Men walk past the London Metal Exchange (LME) in London, in this file photo taken on July 22, 2011. REUTERS/Paul Hackett

By Josephine Mason and Luc Cohen

NEW YORK (Reuters) - The London Metal Exchange is considering whether its electronic LMESword system could be used to oversee metal stored outside the exchange, an executive said on Tuesday, the latest sign that a financing fraud in China was still roiling banks and trading.

The world's oldest and biggest metals market has received requests from several banks that finance big tonnages of metal to look into expanding LMESword, which proves the origin and title to LME-warranted metal, beyond exchange stock, Matt Chamberlain, LME head of business development, said in an interview.

In the wake of a storage scandal in Qingdao port last year, banks and merchants have had to find new ways to keep track of the millions of tonnes of metal they are financing on behalf of customers outside of the exchange.

"We have been asked several times to look at whether Sword could be used to provide certainty over ownership over more than LME metal," Chamberlain said.

He would not say when the exchange may announce a possible move, but said it is a need for the market "right now".

In a scandal that surfaced last June, a private metals trading firm, Decheng Mining, allegedly duplicated warehouse certificates stored at Qingdao to pledge a metal cargo multiple times as collateral for bank loans.

The scam is estimated to have stung Western banks such as Citi and Standard Chartered , trading houses like Mercuria, and local banks for more than $3 billion.

The review comes as the exchange pushes to expand its vast warehousing network into China, the world's top metals consumer, as the Hong Kong Exchanges and Clearing Ltd (HKEx) aims to boost LME revenue following its takeover in 2012.

Under Sword, warrants are held in a central depository, are produced to a standard format and include a unique barcode.

NEW CONTRACTS, NEW LIQUIDITY

The exchange also has continued to overhaul its warehousing policy as a controversy drags into its sixth year.

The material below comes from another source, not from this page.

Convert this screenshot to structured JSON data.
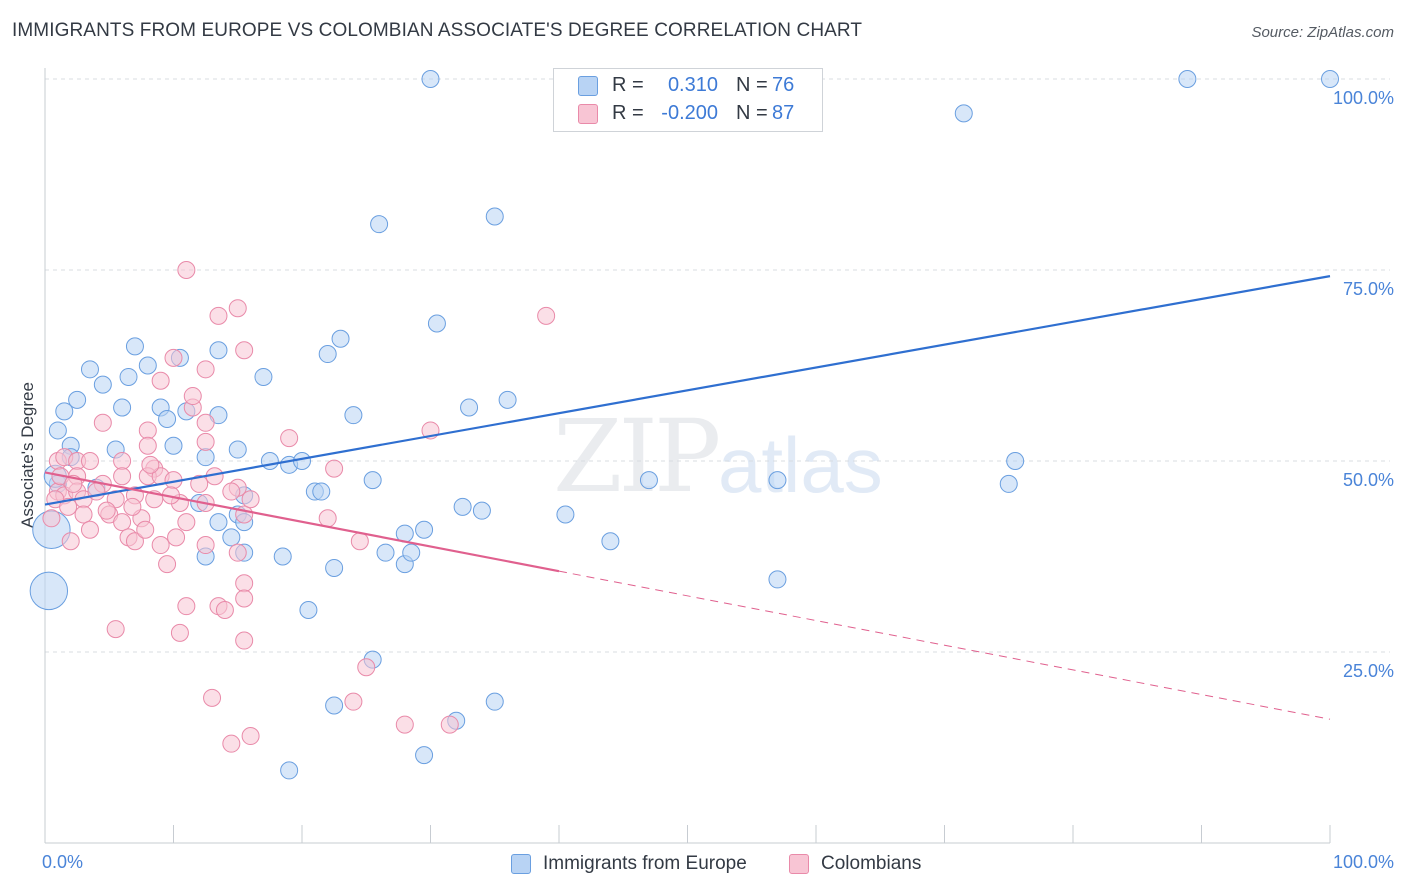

The exchange also aims to grow volume through new contracts, including steel scrap and rebar, fee discounts and tweaks to contracts to appeal to financial investors.

Head of sales Paul MacGregor said the exchange has applied to regulators for approval to introduce its fisrt-ever discounts for trading big volumes of two popular products: three-month contracts and those that expire on one date each month: its "Third Wednesday" contracts in aluminium, zinc and copper.

On March 16, the exchange will lift the order-to-trade ratio on the Third Wednesday each month, he said.